Forget traveling around the world in 80 days. You can now see glimpses of the globe through 100 bedrooms.
French photographer and filmmaker John Thackwray depicts colorful, detailed rooms from 55 countries in his "My Room Project" series. He started the project out of curiosity about other cultures.
"I was curious about lifestyle and culture, about how the world is mutating faster and faster," Thackwray told Revelist.
So, he spent the past six years interviewing 1,200 people between the ages of 18 and 30 about their lives and their bedrooms for "My Room, Portrait of a Generation."
(Joseph, 30 — artist living in Paris, France)
"I've written their stories, and gave them a way to express themselves about the world of tomorrow," Thackwray told Revelist. "Each person has their own story and they can talk about something that is wider and more universal."

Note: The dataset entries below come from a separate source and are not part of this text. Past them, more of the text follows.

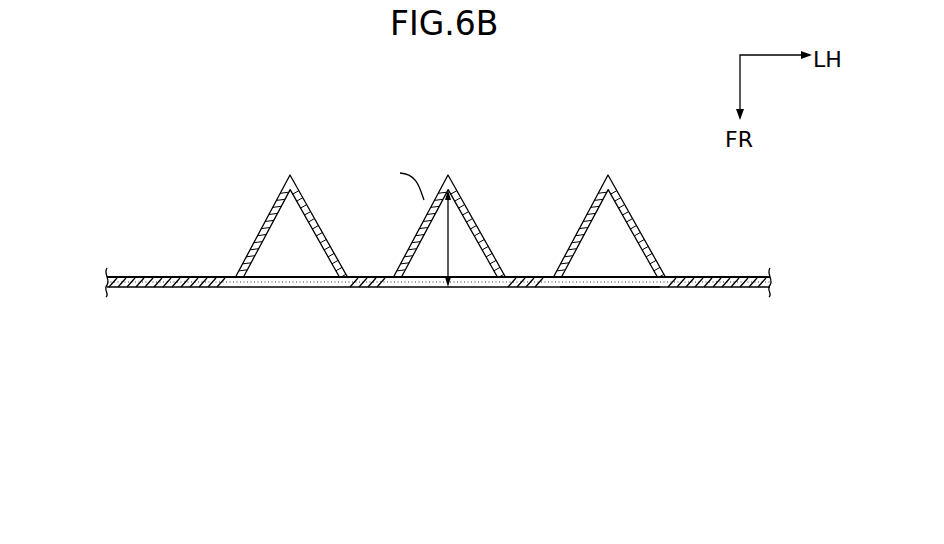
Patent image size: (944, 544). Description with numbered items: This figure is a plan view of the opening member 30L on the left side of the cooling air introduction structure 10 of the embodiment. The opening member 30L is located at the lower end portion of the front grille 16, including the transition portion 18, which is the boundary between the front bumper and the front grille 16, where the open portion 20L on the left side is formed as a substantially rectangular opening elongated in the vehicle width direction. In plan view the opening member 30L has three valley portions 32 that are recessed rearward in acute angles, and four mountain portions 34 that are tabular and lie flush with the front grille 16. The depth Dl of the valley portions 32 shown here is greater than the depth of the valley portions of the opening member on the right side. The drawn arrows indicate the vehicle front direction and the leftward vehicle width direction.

The cooling air introduction structure 10 is at (434, 307).
The front grille 16 is at (140, 290).
The transition portion 18 is at (607, 288).
The open portion on the left side 20L is at (190, 288).
The opening member on the left side 30L is at (510, 288).
The valley portion 32 is at (292, 194).
The mountain portion 34 is at (217, 289).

While the photos tell descriptive stories, Thackwray actually spends very little time composing and shooting. He's mostly focused on persuading people to participate in the project.
(Maleeq, 28 — entertainer living in New York, United States)
Thackwray approached people on the street for photos, but he more often worked with nongovernmental organizations or made connections through social media.
“I would say i developed different skills to approach people and stay in the safe zone,” Thackwray said. “In every new country I need to establish quickly a safe network of people [I can trust] who understand what I’m doing and are ready to help me.”
(Yuan, 22 — seller living in Dali, China)
Even though he’s finalized his selections for his book, Thackwray is still interviewing and photographing people in their rooms to further his project.
"I continue this work and spend so much time and energy on this project, because I quickly felt that if I don't get these shots, no one's gonna take [them]," Thrackwray said. "It's easy to imagine the same photos with the parents of my [subjects from] 20 years ago. It could have been so different."
"The world is changing so fast and I feel it's important to document the lifestyle of my generation."
(Pema, 22 — Buddhism student living in Kathmandu, Nepal)
Thackwray said traveling has helped him understand the many misconceptions people have about impoverished communities.
"Poor communities are not necessarily violent... I also feel that many people always confuse comfort and happiness. Actually I've seen more smiles in poor countries, and much more depression in developed countries," Thackwray said.
"Inequalities and ignorance are the main scourges of humanity."